The standard reduction potential (\(E^0\)) is a measure of the tendency of a chemical species to gain electrons and thereby be reduced. It is determined under standard conditions: a 1 Molar concentration of ions, a pressure of 1 atmosphere for gases, and a temperature of 25°C or 298 K. Standard reduction potentials are used as references to predict the direction of an electrochemical reaction and calculate the standard cell potential.

When combining two half-cell reactions to form the overall cell reaction, as seen in the exercise, you compare the standard reduction potentials of each half-cell.

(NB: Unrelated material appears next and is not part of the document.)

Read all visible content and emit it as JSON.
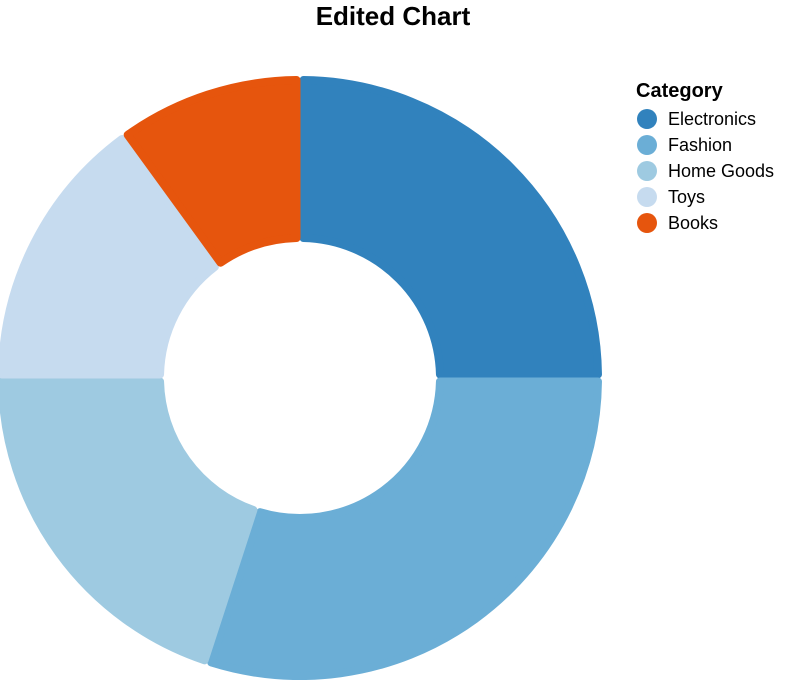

The substance with the higher reduction potential will undergo reduction, serving as the cathode, and the one with the lower will be oxidized, becoming the anode. The difference in their standard reduction potentials gives the standard cell potential (\(E^0_{cell}\)), representing the maximum voltage the cell can produce under standard conditions. If either half-cell is reversed (as was the case with the aluminum half-cell in the exercise), its sign is changed, turning a reduction potential into an oxidation potential. Calculating the standard cell potential is crucial; once you have this value, the Nernst equation can adjust it to reflect real-world conditions, including non-standard concentrations.